Do you read the coverage limits when your home insurance policy comes up for renewal each year? It’s the only way to know if you could rebuild your house for the coverage limit.

Meanwhile, have you put substantial upgrades into your home or has your home enjoyed a sizeable increase in value due to housing market trends? Then your policy’s payout may not fully cover your costs to rebuild and replace your belongings after a catastrophic event like a fire that burns down your home.

Occasionally, you’ll find your insurer may not want to raise your coverage. Money expert Clark Howard himself ran into this problem a few years back.

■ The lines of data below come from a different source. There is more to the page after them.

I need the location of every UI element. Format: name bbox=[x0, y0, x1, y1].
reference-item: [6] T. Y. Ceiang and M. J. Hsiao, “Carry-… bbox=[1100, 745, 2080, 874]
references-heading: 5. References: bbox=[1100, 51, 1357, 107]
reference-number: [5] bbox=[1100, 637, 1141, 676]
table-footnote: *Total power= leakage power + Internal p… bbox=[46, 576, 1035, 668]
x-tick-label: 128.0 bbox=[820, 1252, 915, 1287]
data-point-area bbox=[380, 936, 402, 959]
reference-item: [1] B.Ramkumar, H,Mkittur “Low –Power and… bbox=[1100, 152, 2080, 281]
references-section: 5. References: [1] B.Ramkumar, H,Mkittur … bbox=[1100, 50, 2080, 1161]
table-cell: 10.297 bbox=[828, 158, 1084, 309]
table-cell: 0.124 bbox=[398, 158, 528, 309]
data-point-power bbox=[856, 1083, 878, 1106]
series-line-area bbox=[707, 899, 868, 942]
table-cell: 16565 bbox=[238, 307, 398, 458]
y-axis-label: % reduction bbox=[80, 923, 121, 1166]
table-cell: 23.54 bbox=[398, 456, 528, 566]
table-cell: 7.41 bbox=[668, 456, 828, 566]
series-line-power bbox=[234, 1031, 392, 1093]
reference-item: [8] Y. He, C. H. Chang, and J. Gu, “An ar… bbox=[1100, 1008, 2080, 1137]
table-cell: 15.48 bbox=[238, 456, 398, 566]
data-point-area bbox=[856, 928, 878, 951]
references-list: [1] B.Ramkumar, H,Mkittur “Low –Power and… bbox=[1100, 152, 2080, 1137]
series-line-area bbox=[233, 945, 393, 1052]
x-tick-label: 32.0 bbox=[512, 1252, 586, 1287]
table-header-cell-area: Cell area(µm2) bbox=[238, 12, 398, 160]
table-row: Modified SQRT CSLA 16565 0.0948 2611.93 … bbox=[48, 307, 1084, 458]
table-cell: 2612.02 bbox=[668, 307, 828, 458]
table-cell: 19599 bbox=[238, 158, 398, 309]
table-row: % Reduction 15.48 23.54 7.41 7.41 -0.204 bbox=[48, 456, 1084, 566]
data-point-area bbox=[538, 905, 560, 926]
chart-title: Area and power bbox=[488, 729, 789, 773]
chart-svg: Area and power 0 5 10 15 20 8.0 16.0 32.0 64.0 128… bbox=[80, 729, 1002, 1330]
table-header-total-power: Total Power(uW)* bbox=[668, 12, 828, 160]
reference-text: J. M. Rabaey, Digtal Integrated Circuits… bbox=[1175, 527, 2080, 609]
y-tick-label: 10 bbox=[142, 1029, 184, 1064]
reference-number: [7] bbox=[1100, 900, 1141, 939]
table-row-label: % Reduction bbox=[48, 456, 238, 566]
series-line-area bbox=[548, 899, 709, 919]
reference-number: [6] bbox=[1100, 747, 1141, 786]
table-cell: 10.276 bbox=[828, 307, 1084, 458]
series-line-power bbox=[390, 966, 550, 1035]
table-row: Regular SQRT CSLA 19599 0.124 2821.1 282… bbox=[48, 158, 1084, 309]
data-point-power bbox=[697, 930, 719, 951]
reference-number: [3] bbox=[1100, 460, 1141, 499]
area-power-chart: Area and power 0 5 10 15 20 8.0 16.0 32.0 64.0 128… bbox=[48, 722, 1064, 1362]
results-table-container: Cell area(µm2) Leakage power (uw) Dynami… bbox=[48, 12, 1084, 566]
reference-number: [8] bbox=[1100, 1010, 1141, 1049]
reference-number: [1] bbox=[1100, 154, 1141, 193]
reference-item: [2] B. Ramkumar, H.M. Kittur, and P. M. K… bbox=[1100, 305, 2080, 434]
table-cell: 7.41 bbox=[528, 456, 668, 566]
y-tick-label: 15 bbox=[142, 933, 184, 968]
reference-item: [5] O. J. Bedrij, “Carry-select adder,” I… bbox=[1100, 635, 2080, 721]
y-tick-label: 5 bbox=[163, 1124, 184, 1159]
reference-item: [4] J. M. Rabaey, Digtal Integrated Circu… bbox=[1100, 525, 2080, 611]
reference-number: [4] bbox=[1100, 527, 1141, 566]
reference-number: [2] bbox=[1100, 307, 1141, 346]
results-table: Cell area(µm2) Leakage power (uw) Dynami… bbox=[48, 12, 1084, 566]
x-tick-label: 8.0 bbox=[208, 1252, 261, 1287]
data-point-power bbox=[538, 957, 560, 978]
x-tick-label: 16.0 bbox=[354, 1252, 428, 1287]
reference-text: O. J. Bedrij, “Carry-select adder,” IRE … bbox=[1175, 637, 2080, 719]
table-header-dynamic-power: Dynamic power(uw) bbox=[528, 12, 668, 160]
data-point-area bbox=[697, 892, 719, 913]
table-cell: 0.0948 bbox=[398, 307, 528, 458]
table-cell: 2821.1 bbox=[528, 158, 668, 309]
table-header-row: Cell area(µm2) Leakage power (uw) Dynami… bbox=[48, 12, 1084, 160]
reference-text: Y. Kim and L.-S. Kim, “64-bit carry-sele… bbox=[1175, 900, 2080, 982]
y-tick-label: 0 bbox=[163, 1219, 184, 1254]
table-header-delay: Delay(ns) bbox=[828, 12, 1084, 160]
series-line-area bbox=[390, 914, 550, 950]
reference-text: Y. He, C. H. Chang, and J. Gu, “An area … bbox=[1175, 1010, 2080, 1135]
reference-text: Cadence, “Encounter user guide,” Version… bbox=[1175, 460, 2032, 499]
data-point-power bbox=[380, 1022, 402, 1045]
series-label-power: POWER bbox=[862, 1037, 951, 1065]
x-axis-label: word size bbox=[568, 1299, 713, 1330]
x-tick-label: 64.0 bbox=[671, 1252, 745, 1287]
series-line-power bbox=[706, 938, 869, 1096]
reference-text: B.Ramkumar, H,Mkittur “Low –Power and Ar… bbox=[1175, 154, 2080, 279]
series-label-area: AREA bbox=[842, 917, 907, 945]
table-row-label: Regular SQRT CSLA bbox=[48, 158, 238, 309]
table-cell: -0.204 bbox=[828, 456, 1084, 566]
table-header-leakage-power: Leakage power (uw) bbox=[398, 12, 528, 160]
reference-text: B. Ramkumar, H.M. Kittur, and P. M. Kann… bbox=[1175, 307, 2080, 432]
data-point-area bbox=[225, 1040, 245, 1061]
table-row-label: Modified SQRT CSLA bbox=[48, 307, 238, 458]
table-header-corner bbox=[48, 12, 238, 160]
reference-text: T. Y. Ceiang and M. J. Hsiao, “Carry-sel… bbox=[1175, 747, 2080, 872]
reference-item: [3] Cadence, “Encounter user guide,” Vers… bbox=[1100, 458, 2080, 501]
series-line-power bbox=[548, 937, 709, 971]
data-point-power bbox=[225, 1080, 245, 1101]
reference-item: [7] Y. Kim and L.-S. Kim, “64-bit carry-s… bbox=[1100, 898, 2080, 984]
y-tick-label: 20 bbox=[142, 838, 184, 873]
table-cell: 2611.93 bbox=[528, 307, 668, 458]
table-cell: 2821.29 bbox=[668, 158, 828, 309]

“My insurer would not raise my limits on my primary residence, so I triggered a clause in my contract and got a third-party appraiser to look at my home,” Clark recalls. “The appraiser said my home had appreciated in value beyond my coverage. Only then did the insurer accept the appraisal and comply by raising my coverage — and I was happy to pay even though extra coverage in turn raised my premiums.”

Finally, be sure you’re insuring your home for the replacement value, not market value. That’s because if you suffer a catastrophic loss, the cost to rebuild would be far higher than what you could sell your home for right now.

Document your belongings with your phone and store it in the cloud 

If you have a legitimate loss like a catastrophic house fire, the insurance adjuster may assume you’re trying to pull something over on them if you just come up with a list of expensive belongings off the top of your head that got destroyed in the fire.

Creating an inventory helps you prove that you’ve actually lost what you say you’ve lost. The easiest way to accomplish this is to walk around your home while you shoot a video on your phone and narrate it.

In your video, you should try to name the belongings in your home, what you paid for them and when you purchased them, if you remember. It’s good to do this annually as new items come in and out of your life.

Then be sure to store it in the cloud, not just locally on your phone. By doing this, you can be sure it’s accessible even if your phone is destroyed. After all, that video won’t do you any good if your phone melts in your home during a fire!